Как бы то ни было, я был намерен повоевать за свою авто-био в глубинах этих коридоров и довоеваться до того, чтоб перед смертью все-таки узнать, каково было мне младенцем видеть склоненное над кроваткой лицо моей мамы. Ой, а что, если в результате, испуская дух, я сподоблюсь узреть мордатую и усатую акушерку, суровую, как завуч на педсовете?


В конце коридора под окном стоял сундук, но коридор не кончался, за сундуком находились двери — одна в торце и другая налево. Торцовая вела в просторный кабинет, призрачный, голый. На большой письменный стол красного дерева и на зеленую настольную лампу в стиле «государственная библиотека» падал прямой свет сквозь два окна с цветными стеклами, через которые было видно зады левого флигеля, то есть наиболее тихую и укромную сторону дома, и еще — чудесный пейзаж.
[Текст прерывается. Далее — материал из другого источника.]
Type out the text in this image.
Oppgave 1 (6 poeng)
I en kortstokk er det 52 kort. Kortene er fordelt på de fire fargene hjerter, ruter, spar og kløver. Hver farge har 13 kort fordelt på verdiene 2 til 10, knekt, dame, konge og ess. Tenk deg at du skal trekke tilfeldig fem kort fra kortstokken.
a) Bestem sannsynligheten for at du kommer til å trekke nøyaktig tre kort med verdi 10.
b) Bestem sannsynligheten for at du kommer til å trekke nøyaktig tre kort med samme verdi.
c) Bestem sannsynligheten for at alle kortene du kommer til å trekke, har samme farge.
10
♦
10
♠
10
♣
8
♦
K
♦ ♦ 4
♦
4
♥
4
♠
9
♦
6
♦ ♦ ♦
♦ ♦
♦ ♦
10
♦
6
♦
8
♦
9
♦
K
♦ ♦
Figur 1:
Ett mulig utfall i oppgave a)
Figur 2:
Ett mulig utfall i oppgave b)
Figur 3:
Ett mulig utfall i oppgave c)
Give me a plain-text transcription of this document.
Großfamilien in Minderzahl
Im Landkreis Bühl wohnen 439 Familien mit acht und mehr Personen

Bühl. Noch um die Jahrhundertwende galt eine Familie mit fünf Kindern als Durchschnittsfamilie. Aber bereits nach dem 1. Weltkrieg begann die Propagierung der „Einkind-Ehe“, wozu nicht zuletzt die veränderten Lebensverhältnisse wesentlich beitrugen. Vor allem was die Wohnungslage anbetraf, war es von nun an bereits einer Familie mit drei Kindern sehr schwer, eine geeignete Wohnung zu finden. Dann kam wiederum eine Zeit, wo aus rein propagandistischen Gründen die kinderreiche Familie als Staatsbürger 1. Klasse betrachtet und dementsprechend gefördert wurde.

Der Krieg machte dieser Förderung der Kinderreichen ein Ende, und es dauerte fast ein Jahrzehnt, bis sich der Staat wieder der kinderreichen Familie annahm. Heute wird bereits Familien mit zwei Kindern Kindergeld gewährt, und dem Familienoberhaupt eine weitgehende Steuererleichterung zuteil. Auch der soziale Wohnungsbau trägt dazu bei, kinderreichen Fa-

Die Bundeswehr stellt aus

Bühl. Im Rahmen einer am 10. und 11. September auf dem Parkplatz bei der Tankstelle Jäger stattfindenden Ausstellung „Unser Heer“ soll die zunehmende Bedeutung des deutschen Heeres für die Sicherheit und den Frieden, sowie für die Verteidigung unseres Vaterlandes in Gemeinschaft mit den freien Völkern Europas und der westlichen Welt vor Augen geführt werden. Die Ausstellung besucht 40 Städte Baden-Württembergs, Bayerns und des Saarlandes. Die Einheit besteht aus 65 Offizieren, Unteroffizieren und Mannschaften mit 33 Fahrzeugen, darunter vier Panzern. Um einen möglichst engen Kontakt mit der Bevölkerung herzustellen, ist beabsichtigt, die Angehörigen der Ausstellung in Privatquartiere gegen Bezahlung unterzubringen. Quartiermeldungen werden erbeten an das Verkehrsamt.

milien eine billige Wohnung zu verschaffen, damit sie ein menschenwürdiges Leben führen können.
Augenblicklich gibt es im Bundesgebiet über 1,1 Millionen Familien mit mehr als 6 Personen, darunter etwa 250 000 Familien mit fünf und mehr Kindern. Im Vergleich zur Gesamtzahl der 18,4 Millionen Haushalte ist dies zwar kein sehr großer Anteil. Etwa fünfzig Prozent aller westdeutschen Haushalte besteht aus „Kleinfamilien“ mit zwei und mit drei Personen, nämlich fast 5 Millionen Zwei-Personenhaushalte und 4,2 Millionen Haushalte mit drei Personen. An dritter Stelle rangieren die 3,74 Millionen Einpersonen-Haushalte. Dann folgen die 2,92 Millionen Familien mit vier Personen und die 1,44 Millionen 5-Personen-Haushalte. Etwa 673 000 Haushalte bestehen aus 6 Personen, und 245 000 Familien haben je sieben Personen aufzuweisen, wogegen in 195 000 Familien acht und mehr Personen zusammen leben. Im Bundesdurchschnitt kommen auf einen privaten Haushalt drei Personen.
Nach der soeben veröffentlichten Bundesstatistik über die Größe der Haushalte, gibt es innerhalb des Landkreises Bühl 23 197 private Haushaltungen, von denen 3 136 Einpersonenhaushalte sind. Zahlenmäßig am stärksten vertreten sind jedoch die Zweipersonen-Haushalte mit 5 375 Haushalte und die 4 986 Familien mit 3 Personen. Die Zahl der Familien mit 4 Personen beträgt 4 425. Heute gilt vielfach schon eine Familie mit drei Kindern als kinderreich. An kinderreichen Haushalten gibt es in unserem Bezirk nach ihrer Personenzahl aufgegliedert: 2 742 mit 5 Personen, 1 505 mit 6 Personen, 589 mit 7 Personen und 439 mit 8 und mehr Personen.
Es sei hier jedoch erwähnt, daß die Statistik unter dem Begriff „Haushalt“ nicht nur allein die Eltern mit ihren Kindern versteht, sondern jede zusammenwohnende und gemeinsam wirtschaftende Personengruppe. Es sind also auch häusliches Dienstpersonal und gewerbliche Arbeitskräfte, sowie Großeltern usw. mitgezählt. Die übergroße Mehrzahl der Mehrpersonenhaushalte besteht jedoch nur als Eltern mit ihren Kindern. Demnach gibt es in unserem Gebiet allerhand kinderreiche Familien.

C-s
Между окнами в простенке висел в раме пожилой седоусый джентльмен в напряженной позе, принятой по требованию поселкового Надара.[186] Фото, разумеется, не могло появиться там раньше смерти моего деда, ибо нормальный человек не держит собственных портретов перед носом. Не могли повесить его и мама с папой, поскольку дедушка умер не раньше их, а позже, как раз-таки от горя. Так что портрет велели там водрузить дядя с теткой, да, это всего вероятнее: распродав часть имущества, городскую квартиру и большинство земельных наделов, они устроили здесь мемориальный дом-музей. Абсолютно ничто не походило на живое, обитаемое помещение. Голизна, отрешенность. Только еще какие-то «Images d'Epinal» на стене: солдатики в алых и темно-синих мундирах, ставших голубыми и розовыми, пехота, кирасиры, драгуны и зуавы.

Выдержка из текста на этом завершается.